2. Pharmacological inhibition or siRNA knock‑down of SLC25A51 will blunt supercomplex assembly despite elevated PGC‑1α‑driven biogenesis, resulting in higher ROS production and reduced ATP output.
3. PARP‑1 activation (via low‑dose DNA damage or NAD+ precursors) will increase PARylation of PGC‑1α, amplifying its transcriptional activity on SLC25A51 and other mitochondrial genes, creating a feed‑forward loop that couples nuclear NAD+ status to mitochondrial NAD+ import.
4. High glucose conditions will decrease SLC25A51‑mediated NAD+ import due to cytosolic NMNAT‑2 sequestration of NMN, leading to reduced supercomplex assembly and increased ROS, which can be rescued by overexpressing SLC25A51 or providing membrane‑permeable NAD+ analogs.

Experimental Design

• Cell models: Use HEK293T and primary neuronal cultures transfected with SLC25A51 overexpression or CRISPRi constructs; treat with ZLN005 (to activate PGC‑1α) or TBK1 inhibitor (as in 2).
• Readouts:
  • Measure compartment‑specific NAD+/NADH using Peredox‑mito and SoNar biosensors.
  • Quantify supercomplex abundance by BN‑PAGE followed by immunoblotting for Complex I, III, and IV.
  • Assess SIRT3 activity via acetylation status of NDUFA9 (immunoprecipitation‑Western).
  • Determine ROS (MitoSOX) and ATP production (luciferase assay).
  • Monitor PARP‑1 activity and PGC‑1α PARylation (anti‑PAR immunoblot).
• Conditions: Normal glucose (5 mM) vs. high glucose (25 mM); +/- NAD+ precursor (NR or NMN); +/- PARP‑1 inhibitor (Olaparib).
• Controls: Empty vector, non‑targeting siRNA, and mitochondria‑targeted catalase to isolate ROS sources.

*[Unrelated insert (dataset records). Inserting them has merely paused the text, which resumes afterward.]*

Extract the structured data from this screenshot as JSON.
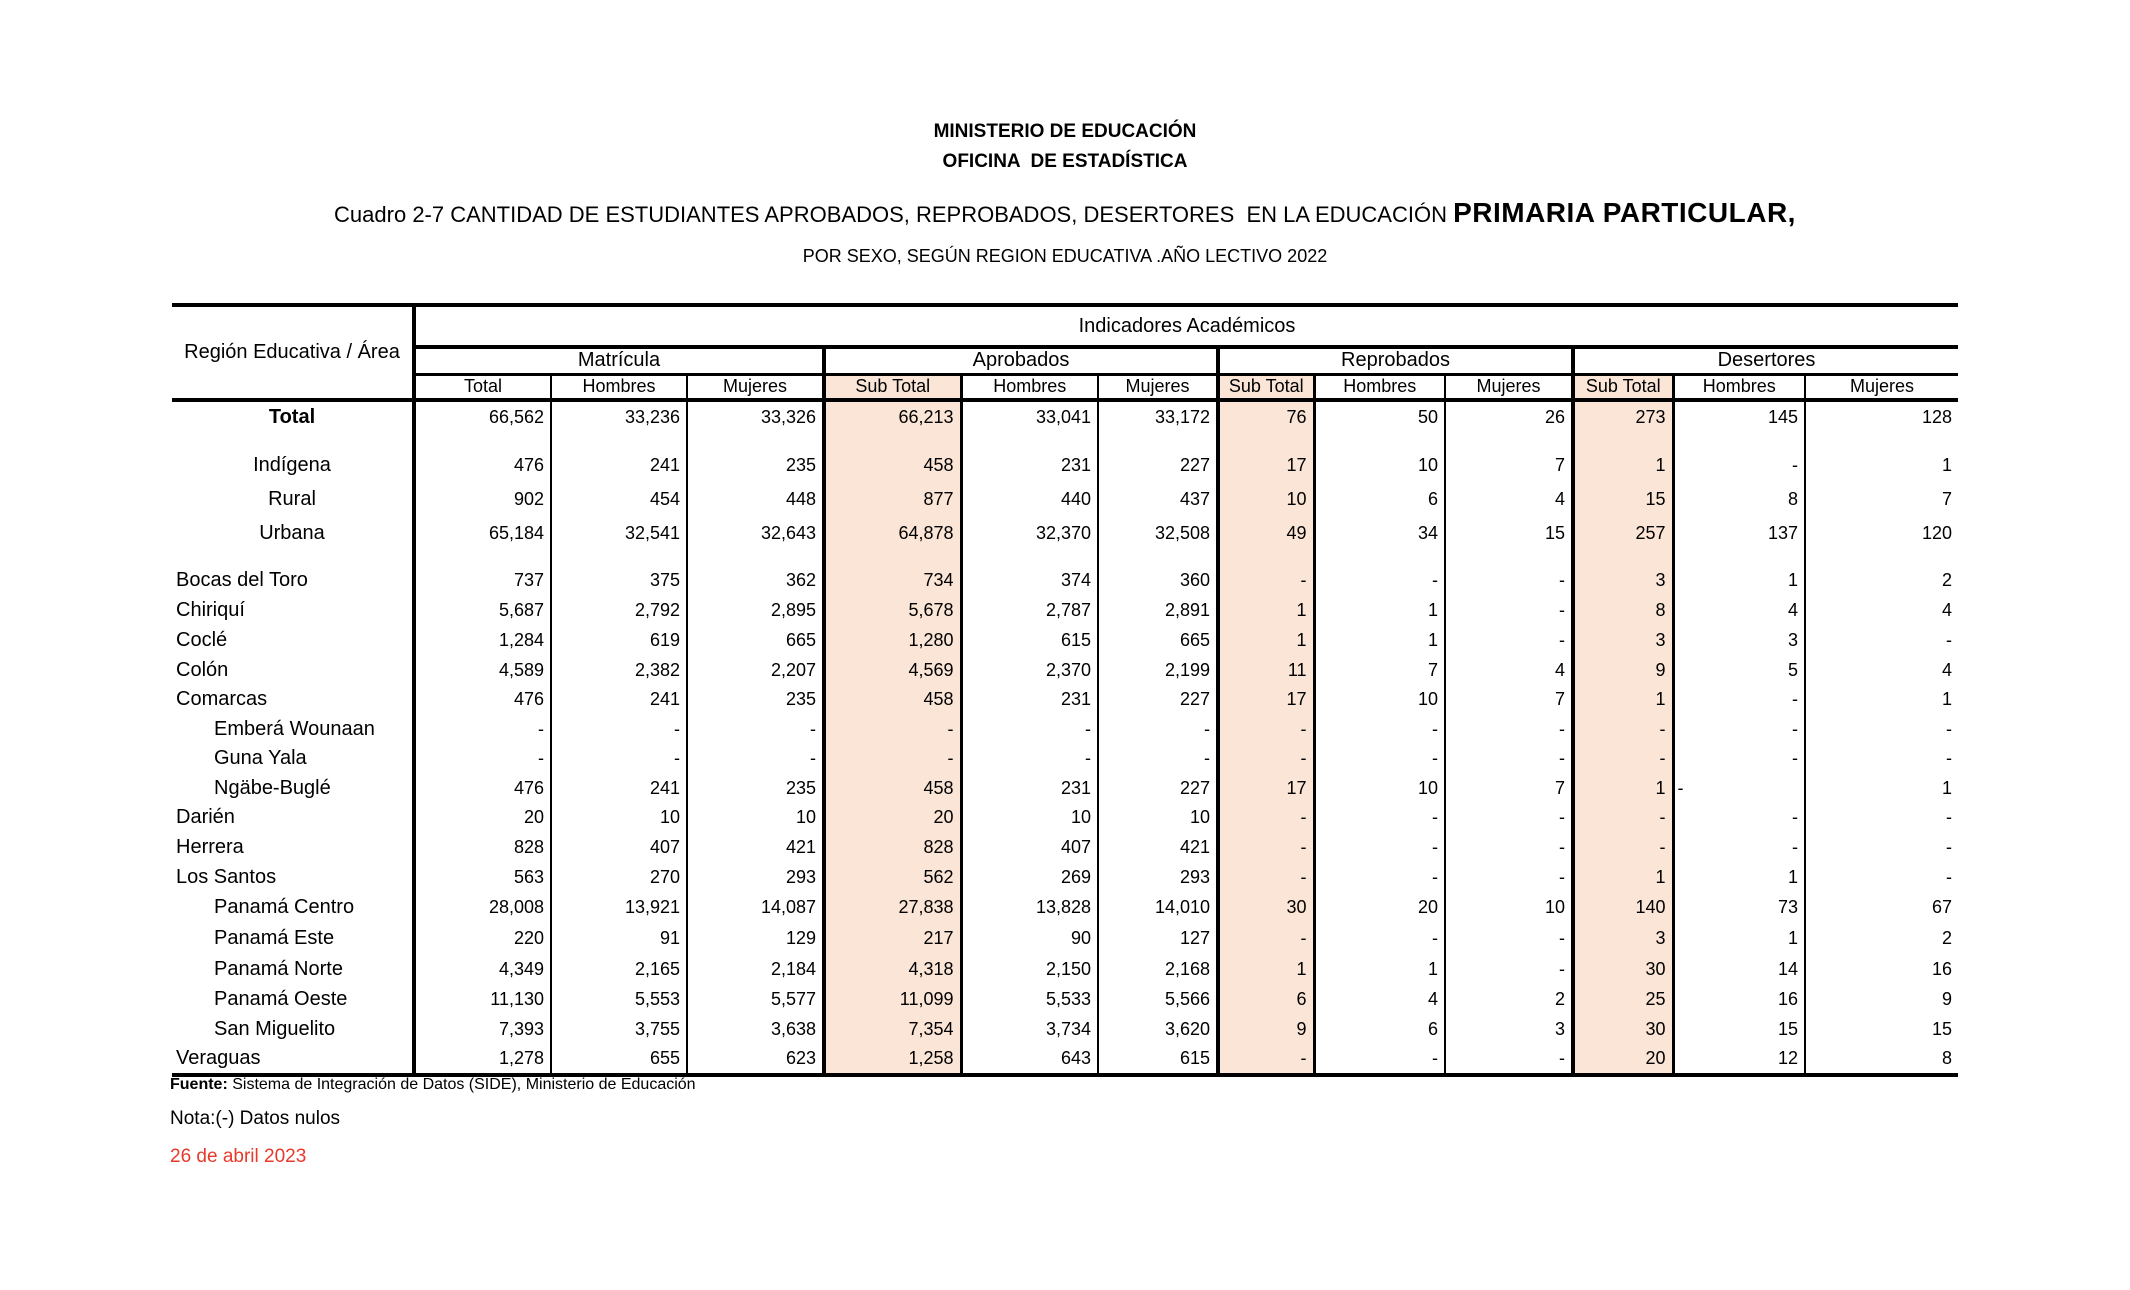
{
  "heading": {
    "org_line1": "MINISTERIO DE EDUCACIÓN",
    "org_line2": "OFICINA  DE ESTADÍSTICA",
    "title_prefix": "Cuadro 2-7 CANTIDAD DE ESTUDIANTES APROBADOS, REPROBADOS, DESERTORES  EN LA EDUCACIÓN ",
    "title_emphasis": "PRIMARIA PARTICULAR,",
    "subtitle": "POR SEXO, SEGÚN REGION EDUCATIVA .AÑO LECTIVO 2022"
  },
  "table": {
    "corner_label": "Región Educativa / Área",
    "span_header": "Indicadores Académicos",
    "groups": [
      "Matrícula",
      "Aprobados",
      "Reprobados",
      "Desertores"
    ],
    "columns": [
      "Total",
      "Hombres",
      "Mujeres",
      "Sub Total",
      "Hombres",
      "Mujeres",
      "Sub Total",
      "Hombres",
      "Mujeres",
      "Sub Total",
      "Hombres",
      "Mujeres"
    ],
    "subtotal_column_indexes": [
      3,
      6,
      9
    ],
    "null_symbol": "-",
    "rows": [
      {
        "label": "Total",
        "type": "total",
        "values": [
          "66,562",
          "33,236",
          "33,326",
          "66,213",
          "33,041",
          "33,172",
          "76",
          "50",
          "26",
          "273",
          "145",
          "128"
        ]
      },
      {
        "type": "spacer"
      },
      {
        "label": "Indígena",
        "type": "area",
        "values": [
          "476",
          "241",
          "235",
          "458",
          "231",
          "227",
          "17",
          "10",
          "7",
          "1",
          "-",
          "1"
        ]
      },
      {
        "label": "Rural",
        "type": "area",
        "values": [
          "902",
          "454",
          "448",
          "877",
          "440",
          "437",
          "10",
          "6",
          "4",
          "15",
          "8",
          "7"
        ]
      },
      {
        "label": "Urbana",
        "type": "area",
        "values": [
          "65,184",
          "32,541",
          "32,643",
          "64,878",
          "32,370",
          "32,508",
          "49",
          "34",
          "15",
          "257",
          "137",
          "120"
        ]
      },
      {
        "type": "spacer"
      },
      {
        "label": "Bocas del Toro",
        "type": "region",
        "values": [
          "737",
          "375",
          "362",
          "734",
          "374",
          "360",
          "-",
          "-",
          "-",
          "3",
          "1",
          "2"
        ]
      },
      {
        "label": "Chiriquí",
        "type": "region",
        "values": [
          "5,687",
          "2,792",
          "2,895",
          "5,678",
          "2,787",
          "2,891",
          "1",
          "1",
          "-",
          "8",
          "4",
          "4"
        ]
      },
      {
        "label": "Coclé",
        "type": "region",
        "values": [
          "1,284",
          "619",
          "665",
          "1,280",
          "615",
          "665",
          "1",
          "1",
          "-",
          "3",
          "3",
          "-"
        ]
      },
      {
        "label": "Colón",
        "type": "region",
        "values": [
          "4,589",
          "2,382",
          "2,207",
          "4,569",
          "2,370",
          "2,199",
          "11",
          "7",
          "4",
          "9",
          "5",
          "4"
        ]
      },
      {
        "label": "Comarcas",
        "type": "region",
        "values": [
          "476",
          "241",
          "235",
          "458",
          "231",
          "227",
          "17",
          "10",
          "7",
          "1",
          "-",
          "1"
        ]
      },
      {
        "label": "Emberá Wounaan",
        "type": "sub",
        "values": [
          "-",
          "-",
          "-",
          "-",
          "-",
          "-",
          "-",
          "-",
          "-",
          "-",
          "-",
          "-"
        ]
      },
      {
        "label": "Guna Yala",
        "type": "sub",
        "values": [
          "-",
          "-",
          "-",
          "-",
          "-",
          "-",
          "-",
          "-",
          "-",
          "-",
          "-",
          "-"
        ]
      },
      {
        "label": "Ngäbe-Buglé",
        "type": "sub",
        "values": [
          "476",
          "241",
          "235",
          "458",
          "231",
          "227",
          "17",
          "10",
          "7",
          "1",
          "-",
          "1"
        ],
        "left_dash_cols": [
          10
        ]
      },
      {
        "label": "Darién",
        "type": "region",
        "values": [
          "20",
          "10",
          "10",
          "20",
          "10",
          "10",
          "-",
          "-",
          "-",
          "-",
          "-",
          "-"
        ]
      },
      {
        "label": "Herrera",
        "type": "region",
        "values": [
          "828",
          "407",
          "421",
          "828",
          "407",
          "421",
          "-",
          "-",
          "-",
          "-",
          "-",
          "-"
        ]
      },
      {
        "label": "Los Santos",
        "type": "region",
        "values": [
          "563",
          "270",
          "293",
          "562",
          "269",
          "293",
          "-",
          "-",
          "-",
          "1",
          "1",
          "-"
        ]
      },
      {
        "label": "Panamá Centro",
        "type": "sub",
        "values": [
          "28,008",
          "13,921",
          "14,087",
          "27,838",
          "13,828",
          "14,010",
          "30",
          "20",
          "10",
          "140",
          "73",
          "67"
        ]
      },
      {
        "label": "Panamá Este",
        "type": "sub",
        "values": [
          "220",
          "91",
          "129",
          "217",
          "90",
          "127",
          "-",
          "-",
          "-",
          "3",
          "1",
          "2"
        ]
      },
      {
        "label": "Panamá Norte",
        "type": "sub",
        "values": [
          "4,349",
          "2,165",
          "2,184",
          "4,318",
          "2,150",
          "2,168",
          "1",
          "1",
          "-",
          "30",
          "14",
          "16"
        ]
      },
      {
        "label": "Panamá Oeste",
        "type": "sub",
        "values": [
          "11,130",
          "5,553",
          "5,577",
          "11,099",
          "5,533",
          "5,566",
          "6",
          "4",
          "2",
          "25",
          "16",
          "9"
        ]
      },
      {
        "label": "San Miguelito",
        "type": "sub",
        "values": [
          "7,393",
          "3,755",
          "3,638",
          "7,354",
          "3,734",
          "3,620",
          "9",
          "6",
          "3",
          "30",
          "15",
          "15"
        ]
      },
      {
        "label": "Veraguas",
        "type": "region",
        "values": [
          "1,278",
          "655",
          "623",
          "1,258",
          "643",
          "615",
          "-",
          "-",
          "-",
          "20",
          "12",
          "8"
        ]
      }
    ]
  },
  "footer": {
    "source_label": "Fuente:",
    "source_text": " Sistema de Integración de Datos (SIDE), Ministerio de Educación",
    "note": "Nota:(-) Datos nulos",
    "date": "26 de abril 2023"
  },
  "colors": {
    "subtotal_bg": "#fbe5d6",
    "date_red": "#e8392b"
  }
}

Potential Outcomes and Falsifiability

• Supporting outcome: SLC25A51 overexpression rescues supercomplex formation and lowers ROS in high‑glucose or SLC25A51‑knockdown cells, even when PGC‑1α is hyperactive. Inhibition of SLC25A51 abolishes the benefit of ZLN005 on ATP yield despite increased mitochondrial mass.
• Falsifying outcome: Manipulating SLC25A51 levels does not affect supercomplex assembly, ROS, or ATP under any condition, indicating that NAD+ transport is not rate‑limiting for ETC organization.
• Alternative outcome: Changes in supercomplex assembly correlate solely with alterations in mitochondrial NAD+ consumption (e.g., via complex I activity) rather than import, suggesting that matrix NAD+ utilization, not transport, drives the process.

By directly linking NAD+ compartmentalization to the structural organization of the electron transport chain, this hypothesis moves beyond generic NAD+ supplementation and offers a precise, testable mechanism for optimizing mitochondrial function in metabolic and neurodegenerative contexts.